‘Emerald? You can’t possibly mean that burglar, or whatever he is, who keeps running away?’
‘Well, as a matter of fact, yes — that is who we do mean. This is a nice flat you have here.’
‘A dump, nothing but a dump.’
‘How many rooms?’
‘Three rooms, bathroom and kitchen. Why?’
‘I just wondered, ‘m; I’m looking for a place myself. I hope you don’t mind my calling on you like this. It’s a routine business, you understand. I’ve no right to —’
‘Oh, I quite understand, Mr —’
‘— Detective-Inspector Turpin, ‘m.’
‘Turpin!’ Cigarette began to giggle. ‘No relation to the famous Dick, I suppose?’
‘Well, I don’t know, ‘m. Nobody ever told me anything about it. Well, I’m glad this business is all over. I hate disturbing ladies.’
‘Have a drink, Turpin?’
‘It’s a little early, ‘m, but I wouldn’t say no. I’ve been up since four o’clock this morning.’
‘Whisky, gin, or sherry, Dick Turpin?’
‘Well, what are you having, ‘m?’
‘Whisky, if you will, Turpin.’
About three-quarters of an hour later the detective-inspector said: ‘The caretaker tells me there is a flat going. I wonder if you’d mind very much if I just sort of took a kind of look, sort of.’
Cigarette said: ‘The house is yours, Dick Turpin. The house is yours, Dickie-boy.
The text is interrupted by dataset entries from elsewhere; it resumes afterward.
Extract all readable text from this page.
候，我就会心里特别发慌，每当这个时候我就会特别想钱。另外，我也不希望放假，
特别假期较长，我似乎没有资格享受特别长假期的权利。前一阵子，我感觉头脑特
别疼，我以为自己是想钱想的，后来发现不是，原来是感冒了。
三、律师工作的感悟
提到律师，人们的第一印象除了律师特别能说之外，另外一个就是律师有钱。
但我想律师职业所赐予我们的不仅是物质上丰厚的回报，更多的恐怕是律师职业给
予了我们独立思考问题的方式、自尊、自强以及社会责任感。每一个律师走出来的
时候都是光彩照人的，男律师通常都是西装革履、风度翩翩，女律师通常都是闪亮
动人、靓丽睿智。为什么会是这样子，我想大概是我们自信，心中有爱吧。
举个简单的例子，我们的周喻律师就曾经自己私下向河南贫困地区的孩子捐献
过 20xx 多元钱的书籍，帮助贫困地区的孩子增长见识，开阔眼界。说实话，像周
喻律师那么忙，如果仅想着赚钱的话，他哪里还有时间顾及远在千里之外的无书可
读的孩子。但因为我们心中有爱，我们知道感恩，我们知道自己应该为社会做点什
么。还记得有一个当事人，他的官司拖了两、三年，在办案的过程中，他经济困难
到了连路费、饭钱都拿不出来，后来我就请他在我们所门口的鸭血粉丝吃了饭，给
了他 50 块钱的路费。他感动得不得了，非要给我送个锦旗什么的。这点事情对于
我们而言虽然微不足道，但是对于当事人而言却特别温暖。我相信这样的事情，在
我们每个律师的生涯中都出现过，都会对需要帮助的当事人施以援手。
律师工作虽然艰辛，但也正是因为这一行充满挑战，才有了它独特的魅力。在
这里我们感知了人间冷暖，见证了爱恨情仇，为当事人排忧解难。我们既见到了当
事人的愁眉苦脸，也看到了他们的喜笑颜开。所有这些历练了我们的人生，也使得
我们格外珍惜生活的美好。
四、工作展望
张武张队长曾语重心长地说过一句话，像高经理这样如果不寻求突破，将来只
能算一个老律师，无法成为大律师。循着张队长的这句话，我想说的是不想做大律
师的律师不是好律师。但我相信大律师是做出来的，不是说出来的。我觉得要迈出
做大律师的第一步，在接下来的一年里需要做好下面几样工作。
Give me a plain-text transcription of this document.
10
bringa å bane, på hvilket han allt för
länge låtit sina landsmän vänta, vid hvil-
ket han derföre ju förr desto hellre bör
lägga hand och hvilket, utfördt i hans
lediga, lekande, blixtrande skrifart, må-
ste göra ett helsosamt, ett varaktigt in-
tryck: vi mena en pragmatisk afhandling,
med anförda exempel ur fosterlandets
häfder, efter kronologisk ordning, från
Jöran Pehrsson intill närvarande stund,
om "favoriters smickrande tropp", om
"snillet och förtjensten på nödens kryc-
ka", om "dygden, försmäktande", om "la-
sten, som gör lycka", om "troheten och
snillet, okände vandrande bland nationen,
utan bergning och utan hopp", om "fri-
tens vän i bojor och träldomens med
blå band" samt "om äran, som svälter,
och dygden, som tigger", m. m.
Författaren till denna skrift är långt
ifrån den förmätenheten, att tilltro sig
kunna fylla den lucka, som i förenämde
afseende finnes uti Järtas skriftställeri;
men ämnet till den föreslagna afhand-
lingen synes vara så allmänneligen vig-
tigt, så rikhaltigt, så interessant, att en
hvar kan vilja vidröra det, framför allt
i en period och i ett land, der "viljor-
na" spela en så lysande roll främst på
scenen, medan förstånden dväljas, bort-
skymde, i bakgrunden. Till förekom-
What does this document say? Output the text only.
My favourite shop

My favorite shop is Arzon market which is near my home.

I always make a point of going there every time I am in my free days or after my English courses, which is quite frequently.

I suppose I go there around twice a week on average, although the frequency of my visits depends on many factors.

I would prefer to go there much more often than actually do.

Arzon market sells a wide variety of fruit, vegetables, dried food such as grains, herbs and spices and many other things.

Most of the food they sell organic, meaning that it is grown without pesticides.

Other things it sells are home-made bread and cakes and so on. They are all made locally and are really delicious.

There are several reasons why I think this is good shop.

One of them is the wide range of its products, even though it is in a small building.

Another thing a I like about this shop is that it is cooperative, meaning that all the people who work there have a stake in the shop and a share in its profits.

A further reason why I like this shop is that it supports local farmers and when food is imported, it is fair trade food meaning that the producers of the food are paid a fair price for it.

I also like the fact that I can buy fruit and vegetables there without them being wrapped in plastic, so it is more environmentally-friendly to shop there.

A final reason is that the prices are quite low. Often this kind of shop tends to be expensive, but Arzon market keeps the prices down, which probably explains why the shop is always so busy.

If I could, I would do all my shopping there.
Come and look .. here you are in the lounge. Well, there is a bit of a dining-room, and quite a nice bedroom. Most important part of the house, don’t you always think? Here, see?’
Turpin saw the disordered bed. On the floor, on the lefthand side, lay the lower half of a pair of small-sized pyjamas. ‘How are the bathrooms?’ he asked.
‘As you see,’ said Cigarette, pushing open the door; and there was a battered tube of shaving cream and a razor.
At about half-past eleven Turpin said, casually: ‘He won’t be back in a hurry, though.’
‘Who d’you mean?’ asked Cigarette, snarling.
‘You know who I mean. I mean Chicken Eyes,’ said Turpin, suave as death. ‘I wouldn’t mind betting you a ten- pound note the Chicken won’t be back this side of lunch-time. I happen to know that he won’t.’
‘And how do you happen to know that he won’t?’
‘That who won’t? Who won’t what?’
‘This Chicken, or whatever you call him.’
‘Ask Millie Cloud,’ said Turpin, chuckling.
‘And who the devil may she be?’
‘Ask Chicken,’ said Turpin, breaking into a hearty laugh, and filling the glasses.
Twenty minutes later she said: ‘You’re a liar, a liar, a liar! A dirty, dirty, dirty, dirty liar! There isn’t, there isn’t — ISN’T any Millie Cloud! I can prove it, prove it, PROVE it!’
‘All right, then, I’ll bet you twenty-five pounds.’
‘There isn’t any other woman, d’you hear? There isn’t, isn’t, isn’t any other woman! Wait and see.’
‘All right, I’ll wait and see,’ said Turpin, refilling her glass. ‘Do you mind if I use your telephone?’
‘Use whatever you bloody well like.’
Turpin dialled. Cigarette remembers that she heard him say: ‘… Oh yes, O.K. … right you are, George … yes, stand by, George. Yes, George … no, George … yes, George … goodbye, George?
Two and a half hours after that Chicken Eyes Jack Emerald escaped for the last time. He was a sure-footed man and confident of himself on a parapet. But he had had an almost sleepless night, and made one false step. That was enough: he fell six storeys, landed flat on his back on the pavement, bounced, and that was the end of him.
The papers called it a ‘death-leap’. It was nothing of the sort. Emerald had told Cigarette, one night, that a fortuneteller had predicted that he would die through being struck by a ball. (He had been something of an athlete once.) Cigarette wrote the story in the
The Chicken Eyes Emerald affair took up most of the national front pages, squeezing the mystery of Sonia Sabbatani into the corners of the newspapers.
The police were not sorry for this: they did not know where to look for the murderer.
But Asta Thundersley raged like a raving lunatic.